When Emotions Have No Ground to Hold Them

When emotions have no ground to hold them, pressure builds.

by Evelien Ari'Elune
3 views 2 minutes read

During the pandemic, a familiar pattern appeared on a larger scale.
When a sluice gate is opened too late, water accumulates.
What first seems manageable slowly turns into pressure.
And pressure will always seek an exit.

The result is rarely safety.
The result is a sudden release — a flooding of what was held back for too long.
Inhabited areas become vulnerable, not because water is wrong, but because the channel remained closed for too long.

This is also how I look at the collective relationship with emotion.
Borders closed.

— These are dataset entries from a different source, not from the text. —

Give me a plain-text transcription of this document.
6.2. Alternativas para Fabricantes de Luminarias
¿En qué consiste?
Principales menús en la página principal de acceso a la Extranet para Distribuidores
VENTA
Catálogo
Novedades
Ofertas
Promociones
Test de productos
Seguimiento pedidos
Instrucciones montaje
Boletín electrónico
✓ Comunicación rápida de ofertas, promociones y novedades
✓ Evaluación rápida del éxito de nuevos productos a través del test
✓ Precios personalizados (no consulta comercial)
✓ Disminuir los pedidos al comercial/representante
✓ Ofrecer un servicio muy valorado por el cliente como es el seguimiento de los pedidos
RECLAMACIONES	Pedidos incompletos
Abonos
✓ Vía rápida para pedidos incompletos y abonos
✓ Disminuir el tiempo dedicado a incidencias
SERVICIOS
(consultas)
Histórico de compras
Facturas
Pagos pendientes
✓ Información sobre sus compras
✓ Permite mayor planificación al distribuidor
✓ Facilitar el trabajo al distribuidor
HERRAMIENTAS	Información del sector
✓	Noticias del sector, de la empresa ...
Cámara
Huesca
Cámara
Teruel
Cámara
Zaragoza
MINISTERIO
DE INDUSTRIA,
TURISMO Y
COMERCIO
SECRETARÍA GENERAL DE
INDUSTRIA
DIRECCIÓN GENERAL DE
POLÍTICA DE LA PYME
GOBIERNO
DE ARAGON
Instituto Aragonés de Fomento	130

Movement restricted. Expression regulated. Often with the intention to protect, to care, to keep things contained. Yet what is human — fear, grief, anger, longing — cannot be held indefinitely without gathering somewhere inside.

When emotions have no ground to hold them, pressure builds.
And when pressure becomes too great, release follows.
This is not failure. It is nature.

For me, this also echoes my own history: early experiences in which emotions could not always move freely, and were therefore stored rather than felt. What has no space in the moment often returns later — sometimes louder, sometimes unexpectedly.

The landscape mirrors us.
And if we are willing, we can learn from it. Not everything calls for tighter control.
Sometimes what is needed is earlier opening, gentler guidance, wiser regulation — so that what lives can move without harm.

Perhaps this is part of our collective maturation:
to look more honestly at emotion, to make room for it, and to give it a channel — before it becomes a flood.

In Belgium, suicide remains a quiet public health crisis: around 2,000 lives are lost each year.
Among young people, it is one of the leading causes of death.
This doesn’t call for sensationalism, but for mature attention to what often stays unseen—emotions without a safe channel, and pain carried alone for too long.